"This was our song, I still see the lights, I can see them,"
I don't know why, but I have this sudden urge to go somewhere. Far, far away from where I am right now. When I close my eyes, I can somehow see it, but it's dark. Really dark, but bright at the same time. Sounds ridiculous, but it's true. I need to get away from everything.
Earlier today, I don't know what came over me, but I actually went to the Malaysian Airlines and AirAsia website to check the flight availability. The funny thing is, I checked the availability for January 2012. Good to know that my common sense is still in control. So yeah, I checked for available tickets to London, Amsterdam, Barcelona and Paris. My oh my, what big dreams I have, but I just couldn't help it. I really really want to go somewhere. Seeing all those photos of people exploring other countries and cities just makes my jealousy level hit an all-time high. No seriously, I'm actually turning green with envy right now. Well, since I can't really travel now, I'll just have to settle for after I finish high school. Thank god I only have one more year of school left. These urges I have to travel aimlessly are just too strong, but I think I can hold it in for another year. What harm can that do, right?

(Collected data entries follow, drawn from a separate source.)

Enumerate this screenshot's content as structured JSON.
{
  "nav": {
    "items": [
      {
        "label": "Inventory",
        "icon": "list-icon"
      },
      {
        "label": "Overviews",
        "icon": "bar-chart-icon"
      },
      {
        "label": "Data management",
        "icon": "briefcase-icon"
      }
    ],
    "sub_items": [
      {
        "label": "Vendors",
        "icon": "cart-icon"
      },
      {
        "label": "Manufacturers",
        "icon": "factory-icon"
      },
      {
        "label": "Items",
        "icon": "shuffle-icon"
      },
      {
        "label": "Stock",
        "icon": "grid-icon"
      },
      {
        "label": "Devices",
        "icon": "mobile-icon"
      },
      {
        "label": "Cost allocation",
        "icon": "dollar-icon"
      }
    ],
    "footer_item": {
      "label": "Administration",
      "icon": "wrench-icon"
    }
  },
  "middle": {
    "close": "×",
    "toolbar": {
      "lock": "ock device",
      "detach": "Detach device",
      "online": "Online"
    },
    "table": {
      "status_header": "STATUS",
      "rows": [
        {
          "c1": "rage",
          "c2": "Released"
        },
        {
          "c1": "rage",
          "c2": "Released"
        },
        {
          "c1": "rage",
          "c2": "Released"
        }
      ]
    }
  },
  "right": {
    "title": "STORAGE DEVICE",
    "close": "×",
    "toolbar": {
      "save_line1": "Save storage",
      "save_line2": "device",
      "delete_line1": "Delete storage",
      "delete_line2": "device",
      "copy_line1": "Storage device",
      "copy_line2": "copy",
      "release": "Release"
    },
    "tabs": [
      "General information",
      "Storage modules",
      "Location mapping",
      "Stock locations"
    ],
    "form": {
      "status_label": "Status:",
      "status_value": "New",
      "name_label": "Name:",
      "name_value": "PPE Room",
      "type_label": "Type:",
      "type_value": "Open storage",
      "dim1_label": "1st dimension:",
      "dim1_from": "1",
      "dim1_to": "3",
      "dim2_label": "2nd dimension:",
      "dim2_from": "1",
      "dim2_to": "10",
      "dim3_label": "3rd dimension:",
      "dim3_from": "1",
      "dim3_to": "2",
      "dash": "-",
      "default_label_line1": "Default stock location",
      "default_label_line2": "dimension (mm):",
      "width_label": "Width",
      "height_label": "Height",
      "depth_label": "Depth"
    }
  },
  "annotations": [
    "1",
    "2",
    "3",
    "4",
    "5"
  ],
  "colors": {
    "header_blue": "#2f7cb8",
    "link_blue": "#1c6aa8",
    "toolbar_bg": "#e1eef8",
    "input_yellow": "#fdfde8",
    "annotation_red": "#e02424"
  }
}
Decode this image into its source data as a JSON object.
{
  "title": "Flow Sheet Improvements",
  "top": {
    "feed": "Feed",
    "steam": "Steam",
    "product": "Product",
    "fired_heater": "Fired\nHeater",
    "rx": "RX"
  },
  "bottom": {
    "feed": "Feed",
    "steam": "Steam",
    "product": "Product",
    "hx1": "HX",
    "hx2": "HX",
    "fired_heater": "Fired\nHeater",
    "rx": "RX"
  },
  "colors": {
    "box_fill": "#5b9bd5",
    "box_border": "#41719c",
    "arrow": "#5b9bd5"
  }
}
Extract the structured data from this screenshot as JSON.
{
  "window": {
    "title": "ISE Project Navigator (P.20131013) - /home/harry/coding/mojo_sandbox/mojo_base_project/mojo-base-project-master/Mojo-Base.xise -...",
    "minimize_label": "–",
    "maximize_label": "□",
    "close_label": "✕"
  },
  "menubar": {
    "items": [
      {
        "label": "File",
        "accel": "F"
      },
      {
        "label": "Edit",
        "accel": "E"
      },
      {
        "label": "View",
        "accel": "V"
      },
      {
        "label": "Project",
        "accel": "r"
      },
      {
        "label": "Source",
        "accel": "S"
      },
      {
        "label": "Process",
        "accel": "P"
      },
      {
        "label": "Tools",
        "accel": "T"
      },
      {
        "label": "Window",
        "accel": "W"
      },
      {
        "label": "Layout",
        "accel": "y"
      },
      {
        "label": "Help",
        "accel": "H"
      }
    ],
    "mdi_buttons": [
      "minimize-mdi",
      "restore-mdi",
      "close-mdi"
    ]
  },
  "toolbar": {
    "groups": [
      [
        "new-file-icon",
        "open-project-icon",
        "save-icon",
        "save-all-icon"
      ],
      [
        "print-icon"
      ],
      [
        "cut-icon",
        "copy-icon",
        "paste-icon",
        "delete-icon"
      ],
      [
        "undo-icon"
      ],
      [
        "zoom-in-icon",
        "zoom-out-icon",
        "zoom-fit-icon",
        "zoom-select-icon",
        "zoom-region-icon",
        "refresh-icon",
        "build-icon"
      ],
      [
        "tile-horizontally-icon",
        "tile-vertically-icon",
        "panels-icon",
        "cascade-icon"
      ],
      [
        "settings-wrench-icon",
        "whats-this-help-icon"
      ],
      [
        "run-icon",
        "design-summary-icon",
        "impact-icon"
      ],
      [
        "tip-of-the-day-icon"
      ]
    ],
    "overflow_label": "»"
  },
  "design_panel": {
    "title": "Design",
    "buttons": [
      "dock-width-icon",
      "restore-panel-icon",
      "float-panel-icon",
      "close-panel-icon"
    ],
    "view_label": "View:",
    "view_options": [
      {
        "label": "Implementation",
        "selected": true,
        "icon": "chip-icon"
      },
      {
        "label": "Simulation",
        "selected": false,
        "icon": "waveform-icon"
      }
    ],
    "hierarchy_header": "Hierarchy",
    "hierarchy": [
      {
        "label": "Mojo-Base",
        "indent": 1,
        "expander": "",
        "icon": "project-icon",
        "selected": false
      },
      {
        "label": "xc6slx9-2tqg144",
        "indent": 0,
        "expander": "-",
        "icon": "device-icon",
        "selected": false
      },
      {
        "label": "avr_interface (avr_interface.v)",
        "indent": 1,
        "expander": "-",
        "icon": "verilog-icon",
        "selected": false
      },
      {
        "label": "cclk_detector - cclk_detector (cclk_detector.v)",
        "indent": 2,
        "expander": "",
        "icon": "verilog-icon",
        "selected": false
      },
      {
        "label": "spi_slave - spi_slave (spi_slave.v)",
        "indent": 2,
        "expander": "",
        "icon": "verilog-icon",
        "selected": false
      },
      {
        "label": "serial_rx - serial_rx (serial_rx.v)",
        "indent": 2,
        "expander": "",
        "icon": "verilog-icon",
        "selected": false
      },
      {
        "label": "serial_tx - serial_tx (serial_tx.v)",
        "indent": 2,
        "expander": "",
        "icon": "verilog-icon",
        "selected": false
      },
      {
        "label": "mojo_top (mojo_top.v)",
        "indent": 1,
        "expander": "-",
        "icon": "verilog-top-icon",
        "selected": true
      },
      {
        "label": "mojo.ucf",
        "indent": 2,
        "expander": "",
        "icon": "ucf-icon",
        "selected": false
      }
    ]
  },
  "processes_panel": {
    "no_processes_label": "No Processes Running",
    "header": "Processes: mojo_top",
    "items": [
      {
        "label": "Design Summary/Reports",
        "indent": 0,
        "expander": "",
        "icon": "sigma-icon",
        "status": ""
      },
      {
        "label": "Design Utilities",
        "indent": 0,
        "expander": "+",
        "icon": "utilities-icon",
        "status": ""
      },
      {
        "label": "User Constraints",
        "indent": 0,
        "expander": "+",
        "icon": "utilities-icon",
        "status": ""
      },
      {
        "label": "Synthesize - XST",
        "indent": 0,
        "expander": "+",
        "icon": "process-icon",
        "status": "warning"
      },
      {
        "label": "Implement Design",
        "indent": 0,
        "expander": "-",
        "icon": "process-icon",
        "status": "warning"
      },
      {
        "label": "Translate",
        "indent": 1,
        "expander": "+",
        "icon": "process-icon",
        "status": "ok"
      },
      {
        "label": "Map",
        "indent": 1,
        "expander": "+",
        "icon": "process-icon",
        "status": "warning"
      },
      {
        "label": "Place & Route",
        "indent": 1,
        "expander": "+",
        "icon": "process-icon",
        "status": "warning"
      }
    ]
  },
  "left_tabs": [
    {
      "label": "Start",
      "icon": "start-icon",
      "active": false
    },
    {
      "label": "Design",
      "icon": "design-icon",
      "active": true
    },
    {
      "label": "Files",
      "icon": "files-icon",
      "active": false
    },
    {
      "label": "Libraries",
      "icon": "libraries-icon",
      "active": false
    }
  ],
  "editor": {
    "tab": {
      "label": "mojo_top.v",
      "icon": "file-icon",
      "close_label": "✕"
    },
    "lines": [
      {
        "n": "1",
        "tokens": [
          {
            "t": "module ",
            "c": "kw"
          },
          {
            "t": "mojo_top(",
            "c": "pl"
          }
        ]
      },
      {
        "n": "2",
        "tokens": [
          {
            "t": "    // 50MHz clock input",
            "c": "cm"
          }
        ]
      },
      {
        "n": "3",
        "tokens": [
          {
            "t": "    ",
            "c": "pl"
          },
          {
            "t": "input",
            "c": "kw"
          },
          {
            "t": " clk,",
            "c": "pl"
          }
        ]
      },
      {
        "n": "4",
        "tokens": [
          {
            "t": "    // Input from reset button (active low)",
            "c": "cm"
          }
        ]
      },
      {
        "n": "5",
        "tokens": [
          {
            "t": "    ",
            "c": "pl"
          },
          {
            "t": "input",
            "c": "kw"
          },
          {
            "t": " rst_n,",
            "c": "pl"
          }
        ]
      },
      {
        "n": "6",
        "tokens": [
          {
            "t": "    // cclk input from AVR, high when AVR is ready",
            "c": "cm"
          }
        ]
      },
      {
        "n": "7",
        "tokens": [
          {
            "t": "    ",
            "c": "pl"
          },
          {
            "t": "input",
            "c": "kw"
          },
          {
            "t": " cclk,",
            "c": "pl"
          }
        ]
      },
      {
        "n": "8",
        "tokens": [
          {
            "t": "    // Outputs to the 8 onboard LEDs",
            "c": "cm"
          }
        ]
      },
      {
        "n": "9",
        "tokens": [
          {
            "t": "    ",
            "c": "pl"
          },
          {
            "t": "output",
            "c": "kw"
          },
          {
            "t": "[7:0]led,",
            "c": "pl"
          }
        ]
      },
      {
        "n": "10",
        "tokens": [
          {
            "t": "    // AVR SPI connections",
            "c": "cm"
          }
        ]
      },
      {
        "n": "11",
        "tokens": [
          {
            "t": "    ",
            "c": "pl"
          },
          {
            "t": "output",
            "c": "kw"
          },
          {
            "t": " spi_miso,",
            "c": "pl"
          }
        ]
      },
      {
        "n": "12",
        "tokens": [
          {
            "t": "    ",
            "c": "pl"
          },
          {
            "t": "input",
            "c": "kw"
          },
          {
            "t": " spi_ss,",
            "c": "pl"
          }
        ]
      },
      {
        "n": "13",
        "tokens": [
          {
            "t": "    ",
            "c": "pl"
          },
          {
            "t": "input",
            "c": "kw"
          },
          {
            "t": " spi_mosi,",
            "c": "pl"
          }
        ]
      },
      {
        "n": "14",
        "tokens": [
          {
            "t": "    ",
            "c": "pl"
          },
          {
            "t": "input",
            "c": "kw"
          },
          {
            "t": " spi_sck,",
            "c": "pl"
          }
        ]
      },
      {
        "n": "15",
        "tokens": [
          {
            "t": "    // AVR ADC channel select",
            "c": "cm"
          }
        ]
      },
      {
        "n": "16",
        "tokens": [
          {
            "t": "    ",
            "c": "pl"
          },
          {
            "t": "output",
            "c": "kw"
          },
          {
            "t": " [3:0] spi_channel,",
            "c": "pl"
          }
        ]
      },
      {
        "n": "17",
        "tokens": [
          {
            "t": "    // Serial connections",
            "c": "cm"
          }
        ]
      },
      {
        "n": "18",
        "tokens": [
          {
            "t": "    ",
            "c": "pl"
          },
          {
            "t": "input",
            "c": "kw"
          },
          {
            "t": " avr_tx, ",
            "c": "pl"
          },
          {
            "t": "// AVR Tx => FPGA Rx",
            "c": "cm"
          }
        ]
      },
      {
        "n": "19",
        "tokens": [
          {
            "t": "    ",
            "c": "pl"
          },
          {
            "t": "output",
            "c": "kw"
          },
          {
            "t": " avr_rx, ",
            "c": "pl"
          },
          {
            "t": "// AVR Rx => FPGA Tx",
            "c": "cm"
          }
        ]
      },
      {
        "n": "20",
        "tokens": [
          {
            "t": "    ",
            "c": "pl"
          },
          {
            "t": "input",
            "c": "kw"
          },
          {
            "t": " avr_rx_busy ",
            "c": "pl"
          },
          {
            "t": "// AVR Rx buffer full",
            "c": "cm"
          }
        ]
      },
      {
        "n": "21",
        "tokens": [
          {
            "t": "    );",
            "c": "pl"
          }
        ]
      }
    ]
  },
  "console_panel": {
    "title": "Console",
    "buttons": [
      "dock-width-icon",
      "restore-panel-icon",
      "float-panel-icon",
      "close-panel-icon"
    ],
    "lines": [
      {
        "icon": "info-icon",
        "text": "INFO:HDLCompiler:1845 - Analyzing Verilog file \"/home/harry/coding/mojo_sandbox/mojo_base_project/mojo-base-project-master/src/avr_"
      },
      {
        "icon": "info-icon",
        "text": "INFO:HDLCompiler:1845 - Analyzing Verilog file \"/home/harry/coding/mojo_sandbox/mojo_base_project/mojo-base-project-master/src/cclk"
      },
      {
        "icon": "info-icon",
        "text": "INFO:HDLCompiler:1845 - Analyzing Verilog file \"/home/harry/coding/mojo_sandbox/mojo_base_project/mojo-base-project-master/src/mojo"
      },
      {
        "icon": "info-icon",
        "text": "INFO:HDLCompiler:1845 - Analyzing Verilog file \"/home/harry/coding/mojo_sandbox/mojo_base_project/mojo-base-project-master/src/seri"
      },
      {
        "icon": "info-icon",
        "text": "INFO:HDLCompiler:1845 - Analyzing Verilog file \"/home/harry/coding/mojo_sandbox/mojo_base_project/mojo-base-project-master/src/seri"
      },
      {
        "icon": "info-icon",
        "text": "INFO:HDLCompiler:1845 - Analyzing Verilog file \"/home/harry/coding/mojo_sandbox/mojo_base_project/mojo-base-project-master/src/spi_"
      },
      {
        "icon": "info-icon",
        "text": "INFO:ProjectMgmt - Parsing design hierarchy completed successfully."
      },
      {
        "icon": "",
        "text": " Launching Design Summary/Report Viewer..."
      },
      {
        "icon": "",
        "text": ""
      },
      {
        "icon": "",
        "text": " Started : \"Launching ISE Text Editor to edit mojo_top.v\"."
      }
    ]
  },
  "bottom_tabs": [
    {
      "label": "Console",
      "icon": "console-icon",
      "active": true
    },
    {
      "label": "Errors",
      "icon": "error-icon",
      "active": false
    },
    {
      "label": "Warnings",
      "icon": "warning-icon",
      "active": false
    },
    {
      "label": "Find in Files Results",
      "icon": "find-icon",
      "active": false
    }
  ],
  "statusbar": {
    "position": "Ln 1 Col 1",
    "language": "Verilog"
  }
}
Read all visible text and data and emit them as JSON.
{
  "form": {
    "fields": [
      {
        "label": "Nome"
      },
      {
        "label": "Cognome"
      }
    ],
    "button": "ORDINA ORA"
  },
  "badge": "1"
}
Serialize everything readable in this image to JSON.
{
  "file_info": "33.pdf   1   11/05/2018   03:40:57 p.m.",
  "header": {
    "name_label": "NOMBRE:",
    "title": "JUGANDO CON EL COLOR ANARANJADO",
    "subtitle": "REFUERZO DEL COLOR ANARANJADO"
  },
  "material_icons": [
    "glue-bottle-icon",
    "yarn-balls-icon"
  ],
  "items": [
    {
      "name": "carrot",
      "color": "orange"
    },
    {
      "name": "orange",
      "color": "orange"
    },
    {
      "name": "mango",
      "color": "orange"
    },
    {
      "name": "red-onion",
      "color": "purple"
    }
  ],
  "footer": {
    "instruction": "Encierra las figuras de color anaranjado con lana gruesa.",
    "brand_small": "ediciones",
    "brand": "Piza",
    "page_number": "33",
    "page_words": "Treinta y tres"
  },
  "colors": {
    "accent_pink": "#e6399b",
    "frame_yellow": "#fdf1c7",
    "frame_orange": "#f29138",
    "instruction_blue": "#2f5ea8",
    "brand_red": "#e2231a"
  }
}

I've got everything planned out - I'm gonna try to find a part-time job, raise enough money for a two-way ticket to anywhere but here. Quite frankly, I'm getting sick of Malaysia. Oh, don't get me wrong, I love my country, I love the people and I love living in it, but I just need a fresh sight. Somewhere I can be whoever I wanna be. A place where I can actually wander around freely without having my family breathing down my neck. Once again, don't get me wrong, I love my family to death, but sometimes you just need to get away for a little while, you know?
Oh, what am I saying? I think I'm alone on this one. But then, there's bound to be someone out there, just one person, who's got the same idea I do, who wants to get away from everything too. Whoever you are, show yourself. Sometimes it's great to know that there are people out there like you. It's so hard right now, you have no idea. Just imagine - you and me, traveling aimlessly in a city we're not familiar with, exploring a world we never knew existed. Imagine the wonders!
Dear god, look at me. Wide awake at 3:28am on a school night, consumed by wanderlust.